Artist Project / Cyclura nubila

David Birkin

These people are very gentle and timid; they go naked, as I have said, without arms and without law.

—Christopher Columbus, diary entry of 4 November 1492

Situated on the southeast coast of Cuba, the natural harbor of Guantánamo has been colonized continuously for over half a millennium. Named by the indigenous Taíno, who inhabited the island before their communities were wiped out by the arrival of Europeans, this “land between rivers” is home to the sole US military base in a communist country, and was, until the recent rapprochement, the site of the only base in a country with which the United States did not maintain diplomatic relations.

President Theodore Roosevelt’s administration began leasing territory around Guantánamo Bay from the nascent Cuban government following Spain’s defeat in the Spanish-American War of 1898. As a condition for the withdrawal of US troops, the 1903 Cuban-American Treaty of Relations asserted the imperial power’s right to buy or lease Cuban lands for its own defense, as well as “to maintain the independence of Cuba, and to protect the people thereof.” Although much of the treaty was abrogated in 1934 as a result of the “Good Neighbor” policy toward Latin America instituted by Theodore’s cousin Franklin D. Roosevelt, Naval Station Guantanamo Bay—or GTMO, in military parlance—is one remnant that remains operational.

Under the terms of the agreement, Washington exercises complete jurisdiction and control over the land, while ultimate sovereignty resides with Havana. Rent for the forty-five-square-mile former coaling station has been fixed at $4,085 per annum since 1938. The lease is perpetual, and can only be terminated by abandonment or by the mutual agreement of both parties. After the revolution of 1953–1959, the new government of Fidel Castro, arguing that the treaty had been imposed under duress and was incompatible with modern international law, stopped cashing the checks. But the United States keeps sending them anyway—­an unwanted tenant who knows not to miss a payment.

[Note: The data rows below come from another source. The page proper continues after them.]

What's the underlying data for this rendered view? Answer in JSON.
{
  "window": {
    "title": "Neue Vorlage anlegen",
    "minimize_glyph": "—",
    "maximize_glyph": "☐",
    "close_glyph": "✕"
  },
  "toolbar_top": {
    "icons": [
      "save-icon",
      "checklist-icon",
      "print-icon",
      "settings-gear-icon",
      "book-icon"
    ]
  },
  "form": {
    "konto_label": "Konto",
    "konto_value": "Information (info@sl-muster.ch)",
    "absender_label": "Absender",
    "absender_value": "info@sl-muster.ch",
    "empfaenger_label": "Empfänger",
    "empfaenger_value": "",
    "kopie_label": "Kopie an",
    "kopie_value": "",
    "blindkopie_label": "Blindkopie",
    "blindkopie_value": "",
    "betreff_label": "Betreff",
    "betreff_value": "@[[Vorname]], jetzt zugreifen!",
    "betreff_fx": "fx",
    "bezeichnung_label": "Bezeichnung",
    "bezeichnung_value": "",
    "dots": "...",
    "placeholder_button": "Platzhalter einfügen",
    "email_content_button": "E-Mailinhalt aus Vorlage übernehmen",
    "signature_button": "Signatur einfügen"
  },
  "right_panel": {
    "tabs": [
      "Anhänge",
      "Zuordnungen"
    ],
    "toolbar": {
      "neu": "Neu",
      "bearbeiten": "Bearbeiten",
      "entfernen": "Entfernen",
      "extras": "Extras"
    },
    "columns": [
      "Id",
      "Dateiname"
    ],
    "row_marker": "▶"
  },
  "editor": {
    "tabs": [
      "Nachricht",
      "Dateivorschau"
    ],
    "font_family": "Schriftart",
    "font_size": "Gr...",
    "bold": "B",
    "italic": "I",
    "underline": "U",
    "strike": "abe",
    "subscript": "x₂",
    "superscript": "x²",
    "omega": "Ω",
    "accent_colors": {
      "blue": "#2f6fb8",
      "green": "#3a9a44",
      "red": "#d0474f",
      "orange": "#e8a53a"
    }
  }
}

The Cold War-era “Cactus Curtain,” an eight-mile stretch of heavily fortified prickly pear planted in 1961 near the base to deter Cubans from defecting in the wake of the Bay of Pigs invasion, still makes itself felt from time to time as the island’s giant banana rats scurry across the mines that line the Cuban side.

The name “Guantanamo” entered the public consciousness this century following the attacks of September 11 as a synonym for the Bush administration’s program of rendition and detention. After the invasion of Afghanistan in October 2001, the United States began offering bounties of thousands of dollars a head for the capture of alleged Taliban and al-Qaeda fighters. Flyers promising “wealth and power beyond your dreams” and “enough money to take care of your family, your village, your tribe for the rest of your life” were strewn across Afghan villages “like snowflakes in December in Chicago,” as Secretary of Defense Donald Rumsfeld himself put it. The tactic yielded results, but at the expense of accuracy as hundreds of innocent Afghans and foreign nationals—including Saudis, Yemenis, Pakistanis, and ethnic Uighurs escaping persecution in China—were apprehended by local warlords and turned over to the Americans, with boys as young as twelve and men as old as ninety-three being shipped off to Guantanamo. Once images appeared in the press of prisoners shackled in those now-infamous orange jumpsuits, sensory-deprived and kneeling behind rows of razor wire, it became politically expedient to simply leave them there, as depictions of alleged terrorists in US custody could be used to signal success in the military campaign, while admissions of error would call into question the government’s handling of the war. Thus began a narrative whereby “the worst of the worst” had to be kept off American soil.